# Blue Water Conditions



## FluidDynamic (Sep 3, 2016)

Looking Good out there.


----------



## Bill Me (Oct 5, 2007)

Indeed.


----------



## iJabo (Jul 6, 2013)

Yesterday marked a really nice looking color change out near the Elbow, but what is the bottom graph? Temperature?

Edit: Looks REALLY nice out there right. You can see color changes without the chlorophyll filter.


----------



## BajaBob (Feb 4, 2010)

*Temp Break, Blue Water and Flying Fish*

We pushed off yesterday morning to fish the chlorophyll break around 40 miles south of Pensacola. It was right there as shown. Biggest color change in the shortest area I have seen. The temp went from 79 to 80 in a quarter mile. Clear blue water with so many flying fish of all sizes. We thought we were going to get bit almost instantly it looked so good. After trolling in and out of the line for hours without so much as a look we had to give it up and head north. A floating pail gave up a keeper tripletail and a bunch of rudderfish that bit on bare hooks. We used them for AJ bait on a stop on the way in.


----------



## Lipz (Mar 19, 2013)

What website or aap did you get the water color report?


----------



## BajaBob (Feb 4, 2010)

*Free Website I use*

https://worldview.earthdata.nasa.gov/


----------



## Lipz (Mar 19, 2013)

Thank you!!!!


----------



## Bluecape (Sep 29, 2016)

Can someone smarter than me post a current map from this site? I spent an hour trying to find something that looks like the one above and had no luck.


----------



## iJabo (Jul 6, 2013)

Bluecape said:


> Can someone smarter than me post a current map from this site? I spent an hour trying to find something that looks like the one above and had no luck.


You have to add the chlorophyll layer on the base image.
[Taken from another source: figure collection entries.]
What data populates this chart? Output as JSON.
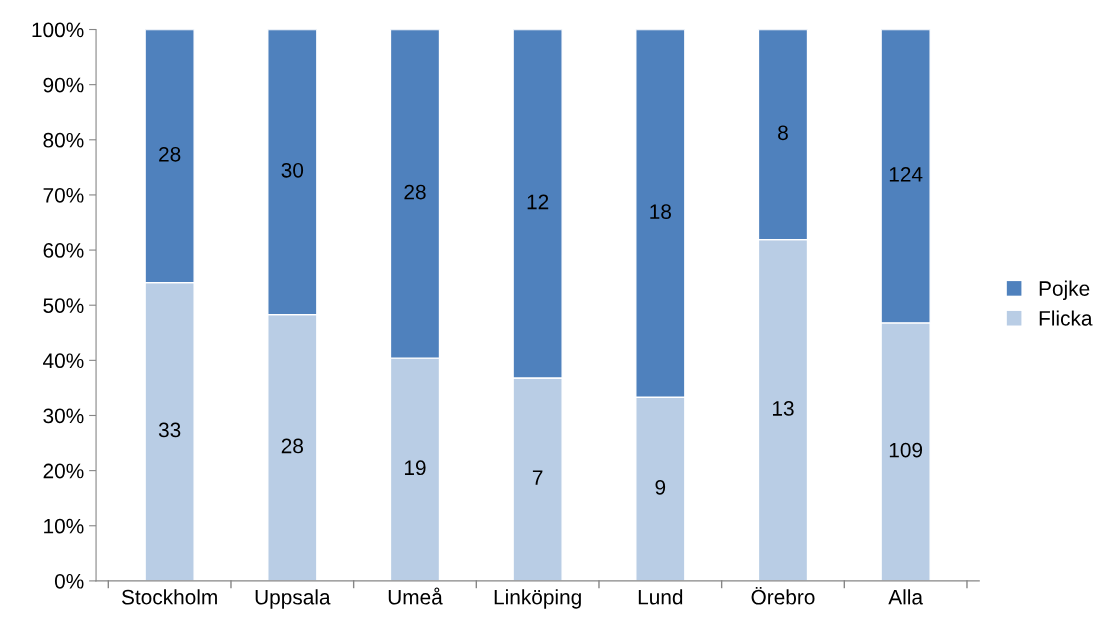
{
  "chart_data": {
    "type": "bar",
    "stacked": true,
    "categories": [
      "Stockholm",
      "Uppsala",
      "Umeå",
      "Linköping",
      "Lund",
      "Örebro",
      "Alla"
    ],
    "series": [
      {
        "name": "Flicka",
        "color": "#b9cde5",
        "values": [
          54.1,
          48.3,
          40.4,
          36.8,
          33.3,
          61.9,
          46.8
        ]
      },
      {
        "name": "Pojke",
        "color": "#4f81bd",
        "values": [
          45.9,
          51.7,
          59.6,
          63.2,
          66.7,
          38.1,
          53.2
        ]
      }
    ],
    "annotations": [
      "33",
      "28",
      "19",
      "7",
      "9",
      "13",
      "109",
      "28",
      "30",
      "28",
      "12",
      "18",
      "8",
      "124"
    ],
    "ylim": [
      0,
      100
    ],
    "yticks": [
      {
        "value": 0,
        "label": "0%"
      },
      {
        "value": 10,
        "label": "10%"
      },
      {
        "value": 20,
        "label": "20%"
      },
      {
        "value": 30,
        "label": "30%"
      },
      {
        "value": 40,
        "label": "40%"
      },
      {
        "value": 50,
        "label": "50%"
      },
      {
        "value": 60,
        "label": "60%"
      },
      {
        "value": 70,
        "label": "70%"
      },
      {
        "value": 80,
        "label": "80%"
      },
      {
        "value": 90,
        "label": "90%"
      },
      {
        "value": 100,
        "label": "100%"
      }
    ],
    "grid": false,
    "legend": "right"
  }
}
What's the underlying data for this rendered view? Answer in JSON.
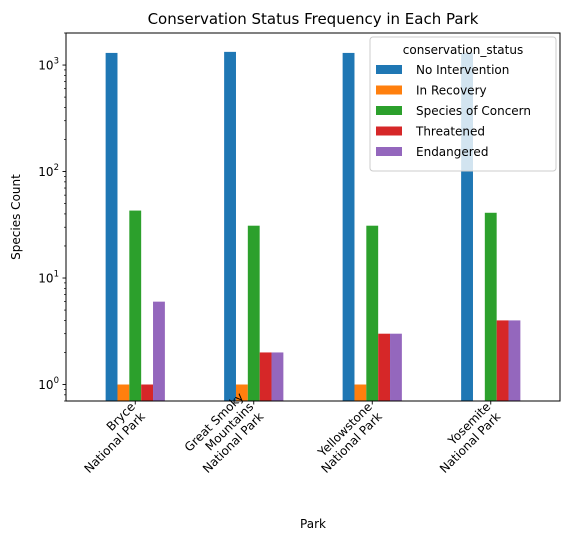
{
  "chart_data": {
    "type": "bar",
    "title": "Conservation Status Frequency in Each Park",
    "xlabel": "Park",
    "ylabel": "Species Count",
    "yscale": "log",
    "ylim": [
      0.7,
      2000
    ],
    "y_ticks": [
      {
        "value": 1,
        "base": "10",
        "exp": "0"
      },
      {
        "value": 10,
        "base": "10",
        "exp": "1"
      },
      {
        "value": 100,
        "base": "10",
        "exp": "2"
      },
      {
        "value": 1000,
        "base": "10",
        "exp": "3"
      }
    ],
    "categories": [
      [
        "Bryce",
        "National Park"
      ],
      [
        "Great Smoky",
        "Mountains",
        "National Park"
      ],
      [
        "Yellowstone",
        "National Park"
      ],
      [
        "Yosemite",
        "National Park"
      ]
    ],
    "legend": {
      "title": "conservation_status",
      "placement": "top-right"
    },
    "series": [
      {
        "name": "No Intervention",
        "color": "#1f77b4",
        "values": [
          1300,
          1330,
          1300,
          1300
        ]
      },
      {
        "name": "In Recovery",
        "color": "#ff7f0e",
        "values": [
          1,
          1,
          1,
          null
        ]
      },
      {
        "name": "Species of Concern",
        "color": "#2ca02c",
        "values": [
          43,
          31,
          31,
          41
        ]
      },
      {
        "name": "Threatened",
        "color": "#d62728",
        "values": [
          1,
          2,
          3,
          4
        ]
      },
      {
        "name": "Endangered",
        "color": "#9467bd",
        "values": [
          6,
          2,
          3,
          4
        ]
      }
    ]
  }
}
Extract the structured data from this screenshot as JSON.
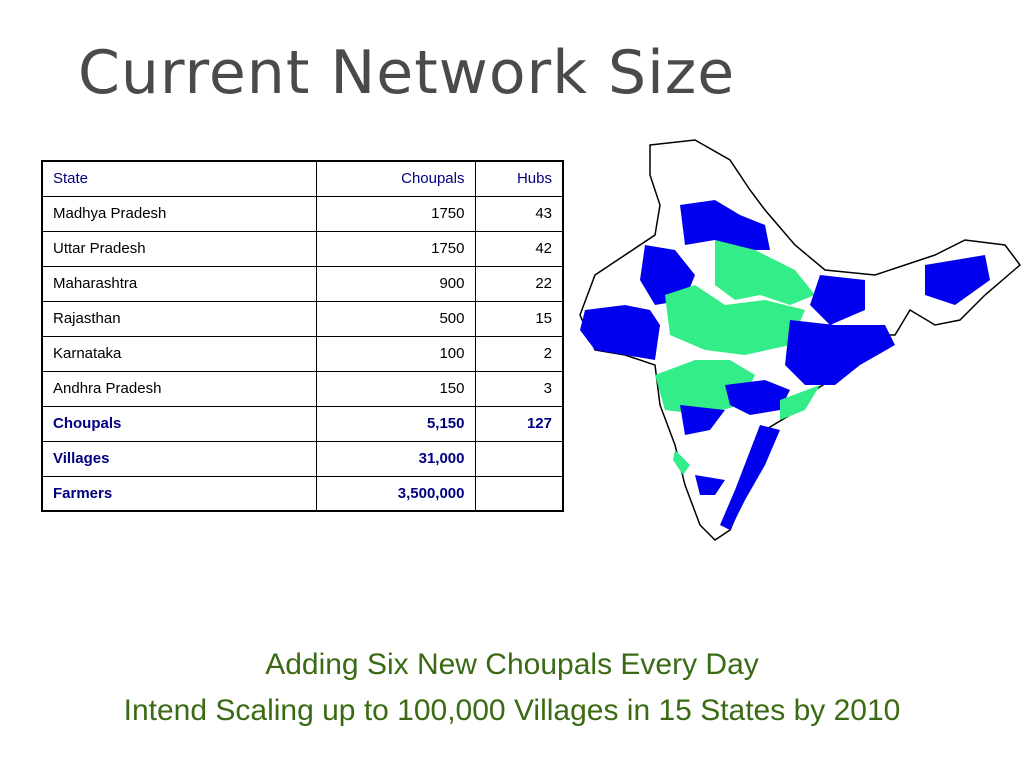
{
  "title": "Current Network Size",
  "table": {
    "header": [
      "State",
      "Choupals",
      "Hubs"
    ],
    "rows": [
      [
        "Madhya Pradesh",
        "1750",
        "43"
      ],
      [
        "Uttar Pradesh",
        "1750",
        "42"
      ],
      [
        "Maharashtra",
        "900",
        "22"
      ],
      [
        "Rajasthan",
        "500",
        "15"
      ],
      [
        "Karnataka",
        "100",
        "2"
      ],
      [
        "Andhra Pradesh",
        "150",
        "3"
      ]
    ],
    "totals": [
      [
        "Choupals",
        "5,150",
        "127"
      ],
      [
        "Villages",
        "31,000"
      ],
      [
        "Farmers",
        "3,500,000"
      ]
    ]
  },
  "footer": [
    "Adding Six New Choupals Every Day",
    "Intend Scaling up to 100,000 Villages in 15 States by 2010"
  ]
}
It runs a day behind, but it still is useful for getting a rough approximation to the location of the color change. Try this link.

https://worldview.earthdata.nasa.go...37427079,-84.15495794627336,30.73599903052079


----------



## Keithcooking (Jun 24, 2015)

https://optics.marine.usf.edu/cgi-b...=1#A20152242015230.1KM.GCOOS.7DAY.L3D.OCI.png


----------



## Keithcooking (Jun 24, 2015)

Just click on yesterdays date and you should be able to figure it out


----------



## Lady J (Jul 14, 2013)

Here you go... Tight Lines..:thumbup:


----------



## Finmanfish (Dec 12, 2016)

The problem out there right now is that the Altimetry is horrible! The downwelling of water chases the palagics out of the area. If you have Hilton’s look at the Altimetry report and you will see our area is currently in serious Downwelling/dead water. Just my 2cents guys. Thanks!


----------



## Bluecape (Sep 29, 2016)

It was sure dead out there saturday. Trolled a nice color change for hours, grass, floating debris, nada, nothing. Another guy at my marina was trolling same area, he caught one gaffer dolphin and lost another. No other hits.


----------